Private detective John Dorn lives in his office in Melbourne, Australia since his wife left him, and is kept working when his friend Demetri brings cases to him. Calling himself a private enquiry agent, he does whatever jobs come his way, which are mostly infidelity investigations with a camera. He doesn’t feel good about himself or his work, but he needs the money for whiskey and office rent.

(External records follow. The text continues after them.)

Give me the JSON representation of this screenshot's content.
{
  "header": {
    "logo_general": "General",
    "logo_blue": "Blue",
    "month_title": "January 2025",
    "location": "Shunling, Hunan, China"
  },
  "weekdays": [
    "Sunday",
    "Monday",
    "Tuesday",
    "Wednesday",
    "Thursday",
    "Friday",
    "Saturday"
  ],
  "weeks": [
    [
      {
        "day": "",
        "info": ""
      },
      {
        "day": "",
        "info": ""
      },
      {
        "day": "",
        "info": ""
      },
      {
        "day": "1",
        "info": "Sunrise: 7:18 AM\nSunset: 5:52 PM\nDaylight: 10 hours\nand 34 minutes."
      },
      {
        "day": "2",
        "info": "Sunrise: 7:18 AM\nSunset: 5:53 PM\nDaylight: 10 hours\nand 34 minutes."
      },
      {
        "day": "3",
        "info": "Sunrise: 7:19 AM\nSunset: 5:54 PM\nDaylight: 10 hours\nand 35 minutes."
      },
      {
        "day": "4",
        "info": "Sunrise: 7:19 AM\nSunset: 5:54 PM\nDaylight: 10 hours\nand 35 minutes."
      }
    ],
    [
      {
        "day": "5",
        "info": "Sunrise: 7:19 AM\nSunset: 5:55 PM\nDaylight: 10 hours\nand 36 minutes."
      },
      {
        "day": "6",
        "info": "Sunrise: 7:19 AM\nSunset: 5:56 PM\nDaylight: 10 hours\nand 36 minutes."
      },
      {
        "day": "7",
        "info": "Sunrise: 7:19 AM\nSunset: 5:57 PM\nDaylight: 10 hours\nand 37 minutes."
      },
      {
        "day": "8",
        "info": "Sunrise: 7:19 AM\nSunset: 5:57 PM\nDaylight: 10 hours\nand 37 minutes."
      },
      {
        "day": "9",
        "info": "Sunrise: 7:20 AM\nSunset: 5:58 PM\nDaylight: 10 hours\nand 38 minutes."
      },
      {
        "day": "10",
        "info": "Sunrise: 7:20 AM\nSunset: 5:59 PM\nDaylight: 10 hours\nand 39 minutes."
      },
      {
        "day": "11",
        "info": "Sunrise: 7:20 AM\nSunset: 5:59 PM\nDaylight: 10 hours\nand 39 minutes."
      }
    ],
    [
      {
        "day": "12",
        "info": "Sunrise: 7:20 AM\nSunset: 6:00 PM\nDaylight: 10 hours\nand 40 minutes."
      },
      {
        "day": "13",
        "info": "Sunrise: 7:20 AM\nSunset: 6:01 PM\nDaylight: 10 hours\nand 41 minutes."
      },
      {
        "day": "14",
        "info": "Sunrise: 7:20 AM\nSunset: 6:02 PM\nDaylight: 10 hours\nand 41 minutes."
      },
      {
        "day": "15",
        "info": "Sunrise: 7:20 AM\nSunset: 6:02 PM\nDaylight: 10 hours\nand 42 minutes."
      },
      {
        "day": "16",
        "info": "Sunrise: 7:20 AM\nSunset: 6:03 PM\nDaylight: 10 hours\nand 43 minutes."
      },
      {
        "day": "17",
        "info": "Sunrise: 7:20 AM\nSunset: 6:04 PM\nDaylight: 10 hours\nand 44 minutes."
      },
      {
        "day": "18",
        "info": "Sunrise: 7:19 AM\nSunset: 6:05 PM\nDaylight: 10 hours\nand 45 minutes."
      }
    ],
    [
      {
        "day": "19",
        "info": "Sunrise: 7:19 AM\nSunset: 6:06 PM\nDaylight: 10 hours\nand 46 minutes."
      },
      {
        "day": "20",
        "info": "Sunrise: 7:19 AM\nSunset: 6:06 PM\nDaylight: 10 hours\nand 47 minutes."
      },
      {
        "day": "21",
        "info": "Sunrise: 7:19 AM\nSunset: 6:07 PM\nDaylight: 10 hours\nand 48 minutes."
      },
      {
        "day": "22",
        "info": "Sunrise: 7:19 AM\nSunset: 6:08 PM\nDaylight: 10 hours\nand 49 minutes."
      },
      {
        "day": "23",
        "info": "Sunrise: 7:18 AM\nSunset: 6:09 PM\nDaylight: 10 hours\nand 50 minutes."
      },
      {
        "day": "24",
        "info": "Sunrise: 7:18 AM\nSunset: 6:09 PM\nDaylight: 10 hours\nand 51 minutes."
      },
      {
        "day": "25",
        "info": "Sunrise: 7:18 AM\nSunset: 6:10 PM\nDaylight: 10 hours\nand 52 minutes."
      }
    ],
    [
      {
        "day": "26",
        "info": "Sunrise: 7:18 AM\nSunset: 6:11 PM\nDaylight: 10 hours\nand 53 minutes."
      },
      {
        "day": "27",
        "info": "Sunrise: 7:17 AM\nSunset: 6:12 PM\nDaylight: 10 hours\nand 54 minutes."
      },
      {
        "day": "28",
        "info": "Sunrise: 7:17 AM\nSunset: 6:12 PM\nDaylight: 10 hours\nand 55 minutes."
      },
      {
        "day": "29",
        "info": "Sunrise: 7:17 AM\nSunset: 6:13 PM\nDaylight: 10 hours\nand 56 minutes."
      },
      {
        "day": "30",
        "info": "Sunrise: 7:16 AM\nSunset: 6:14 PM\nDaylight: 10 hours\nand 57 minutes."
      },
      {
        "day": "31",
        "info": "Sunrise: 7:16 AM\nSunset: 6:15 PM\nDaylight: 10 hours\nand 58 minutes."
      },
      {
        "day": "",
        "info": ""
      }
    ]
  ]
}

There are ten stories in this volume, each separate cases, though they follow a chain of events. There are no gun battles or fist fights, just good story telling. Each case ends with a moral for the reader to digest, though the ending is not always good. In one case he wants closure to a previous investigation, and allows three men to beat him almost to death, only saved at the last minute by Feds raiding the establishment. The favorite tale for me was Leaving The Fountainhead. Dorn finds a bar on a dark rainy night and is drinking his sorrows away when a man enters the bar asking for directions. The bartender gives him the wrong directions on purpose. Dorn, spying a full bottle of whiskey on the shelf spins a wild story about the man after he departs, making him out to be a crazy killer, and tells the barman he will return to exact vengeance. Was it a fancy tale to obtain that bottle of whiskey, or was it true. We don’t find out, but it could have been either way. The bartender gives Darn the whiskey to head off the stranger.
A midnight promise is one you make at midnight when you don’t intend to keep it, and all through the book, the reader wonders if Dorn will finish the run, or not keep his promise to survive – if he even wants to. The stories are well written, and entertaining, and the reader will find Dorn an odd sort of private investigator, but you will root for him at the end.